Before long the salesmen at the music store became hip to the kid who came in every week to play the Hohner Clavinet, promising to purchase it soon.

Would all of the hard-earned teen savings go toward a Clavinet? How about a Lorée oboe, straight from France? A tenor sax? There were many demands upon a young man’s meager funds. Records, and girls, clothing, posters and pot. What about Varèse, and Zappa? What about ‘Whither Music?’ What would Chick Corea do?

Reeds and brass…

“Free” lessons on the clarinet , oboe, and saxophone required performance, whether in the form of solo recitals, chamber ensembles, intramural symphony orchestras, or the football booster band. There were all-city and all-state orchestras, all-city jazz band, plus regional jazz band competitions.  In competition the musical selections tended to come from an earlier era- usually post-war American swing. The orchestral ensembles sometimes ventured to Elgar, Copeland and Ives, but typically performed Haydn, Mendelssohn, and Vivaldi.

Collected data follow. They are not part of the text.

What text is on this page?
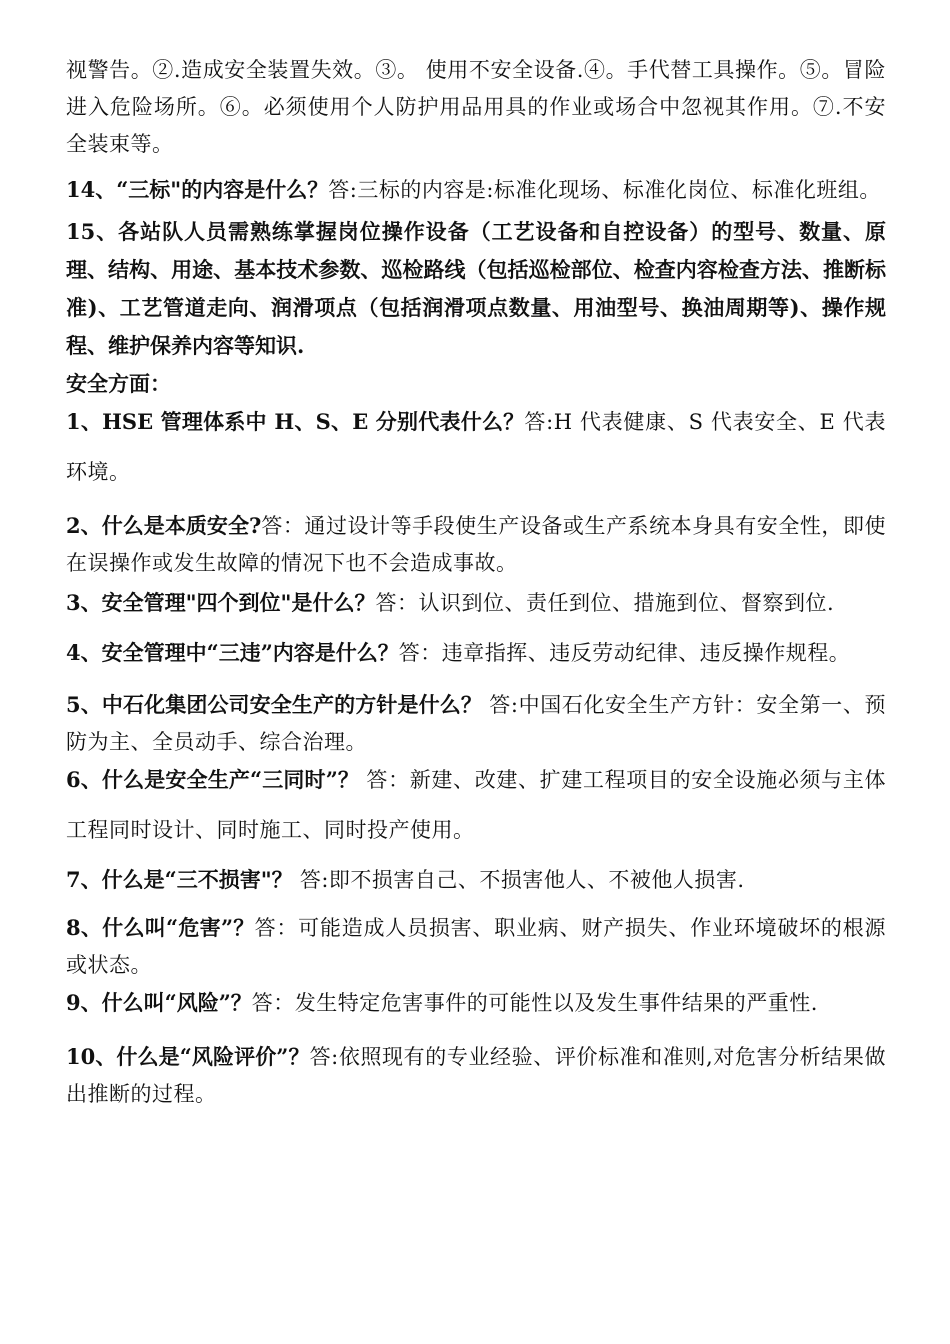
视警告。②.造成安全装置失效。③。 使用不安全设备.④。手代替工具操作。⑤。冒险进入危险场所。⑥。必须使用个人防护用品用具的作业或场合中忽视其作用。⑦.不安全装束等。

14、“三标"的内容是什么？答:三标的内容是:标准化现场、标准化岗位、标准化班组。

15、各站队人员需熟练掌握岗位操作设备（工艺设备和自控设备）的型号、数量、原理、结构、用途、基本技术参数、巡检路线（包括巡检部位、检查内容检查方法、推断标准)、工艺管道走向、润滑项点（包括润滑项点数量、用油型号、换油周期等)、操作规程、维护保养内容等知识.

安全方面：

1、HSE 管理体系中 H、S、E 分别代表什么？答:H 代表健康、S 代表安全、E 代表环境。

2、什么是本质安全?答：通过设计等手段使生产设备或生产系统本身具有安全性，即使在误操作或发生故障的情况下也不会造成事故。

3、安全管理"四个到位"是什么？答：认识到位、责任到位、措施到位、督察到位.

4、安全管理中“三违”内容是什么？答：违章指挥、违反劳动纪律、违反操作规程。

5、中石化集团公司安全生产的方针是什么？ 答:中国石化安全生产方针：安全第一、预防为主、全员动手、综合治理。

6、什么是安全生产“三同时”？ 答：新建、改建、扩建工程项目的安全设施必须与主体工程同时设计、同时施工、同时投产使用。

7、什么是“三不损害"？ 答:即不损害自己、不损害他人、不被他人损害.

8、什么叫“危害”？答：可能造成人员损害、职业病、财产损失、作业环境破坏的根源或状态。

9、什么叫“风险”？答：发生特定危害事件的可能性以及发生事件结果的严重性.

10、什么是“风险评价”？答:依照现有的专业经验、评价标准和准则,对危害分析结果做出推断的过程。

Garage-band participation also placed demands, and required learning top-40 songs, such as “Stairway to Heaven”,” Sweet Devotion”, “We’re An American Band”,” LA Woman”,” Oye Como Va?” “Fire”, “Jumping Jack Flash”, etc.
However the instrument of choice became the Arp Odyssey– a questionably polyphonic synthesizer with stereo output and an expression pedal. With the Arp one could create the sound of an audience, or a helicopter, a wind storm, or better yet, a whiny organ (the Farfisa sound was in vogue back then). It could produce a passable bass, a funky, chunky middle counterpoint to the guitar, or a brassy lead.

However, the Odyssey was difficult to tune, and once tuned it tended to drift. In performance the Odyssey was unreliable and unmanageable, and was much better suited for the studio. On the other hand, it was a true synthesizer, an oscillator-based tone generator that utilized “envelope signal modulation” and ASDR wave-shaping. (Attack, Sustain, Decay, Release.)